#NYC teacher blasts Board of Elections in ballot debacle
“#NYC teacher blasts Board of Elections in ballot debacle”
“I find it shocking,” Austin Guillen told The Post. “It’s a huge bureaucratic screwup that didn’t have to happen.”
Guillen, who teaches English in Brooklyn, was one of 99,000-plus residents who received second ballots in the mail last week with letters from the city BOE saying their first ballots may have been addressed with wrong names or had other errors.
The BOE instructed the voters to “destroy the contents of the previous absentee ballot package” and mail back the second one instead.
But if the voters had already completed and returned the first ballots, the BOE instructed them to fill out the “replacement ballot” and send it back.
“The Board will ensure that the second ballot will be the only one that is counted,” the letter said.
Voters can also cast a second ballot in person if they choose, it added.
Guillen didn’t open the second envelope immediately because he had already voted.
The first envelope he received gave his correct name, but was marked “military absentee ballot.” Guillen had never served in the military, but read that the label didn’t matter.
When the second envelope arrived, he emailed the BOE to let the agency know it had sent him a second ballot in error.
“Did you receive my completed ballot?” Guillen asked.

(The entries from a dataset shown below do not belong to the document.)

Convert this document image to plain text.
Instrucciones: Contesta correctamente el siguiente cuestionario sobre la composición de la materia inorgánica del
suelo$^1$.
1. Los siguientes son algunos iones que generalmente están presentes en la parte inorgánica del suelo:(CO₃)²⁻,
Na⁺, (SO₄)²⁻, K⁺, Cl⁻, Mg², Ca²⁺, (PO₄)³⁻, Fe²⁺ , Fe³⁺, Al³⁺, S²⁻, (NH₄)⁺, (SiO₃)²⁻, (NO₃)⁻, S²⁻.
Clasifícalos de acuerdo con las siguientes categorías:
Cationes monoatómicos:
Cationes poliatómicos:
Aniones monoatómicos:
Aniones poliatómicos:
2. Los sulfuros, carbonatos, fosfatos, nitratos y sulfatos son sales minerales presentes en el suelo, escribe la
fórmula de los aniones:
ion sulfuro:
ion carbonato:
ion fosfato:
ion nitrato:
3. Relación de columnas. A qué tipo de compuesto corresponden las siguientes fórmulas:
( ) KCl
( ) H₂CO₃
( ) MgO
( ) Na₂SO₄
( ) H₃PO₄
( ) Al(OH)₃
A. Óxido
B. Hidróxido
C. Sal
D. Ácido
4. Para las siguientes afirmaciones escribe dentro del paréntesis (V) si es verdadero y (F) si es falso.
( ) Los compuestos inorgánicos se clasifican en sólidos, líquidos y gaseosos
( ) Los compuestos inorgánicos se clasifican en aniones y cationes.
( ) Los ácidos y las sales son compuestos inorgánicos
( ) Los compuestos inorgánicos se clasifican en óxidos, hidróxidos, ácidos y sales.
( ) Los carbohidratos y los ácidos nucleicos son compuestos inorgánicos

He got no reply.
But on Friday, Guillen read an article by Post columnist Andrea Peyser describing the BOE debacle.
“Had I not read the article in The Post, I would never have opened that second ballot,” he said. “It was sitting on top of some junk mail on the counter.”
So Guillen filled out the ballot a second time and mailed it back, as the BOE instructed. “I voted twice,” he said.
The whole process leaves him skeptical of the BOE’s abilities. “I’m not sure that either of my ballots will be counted,” he said.
“I have voted by mail in Washington and Oregon when I lived in those states and have never encountered a problem like this,” he added. “The Board of Elections should be investigated, and the state should ask other states for help to ensure that New York voters aren’t again disenfranchised by incompetence.”
The BOE blamed the snafu on Rochester-based vendor Phoenix Graphics after voters, mainly in Brooklyn, started complaining about mismatched names and addresses on their envelopes.
“The vendor at its own cost sent a replacement absentee ballot to all those potentially affected,” said BOE spokeswoman Valerie Vazquez-Diaz.
She could not say exactly how many erroneous ballots went out, only that new ballots went to 99,000 “out of abundance of caution.”
Asked about people who unwittingly returned a ballot with the wrong name — and didn’t send the replacement — Vazquez-Diaz acknowledged their votes would not be counted.
She could not say Saturday how many replacement ballots have been returned to date.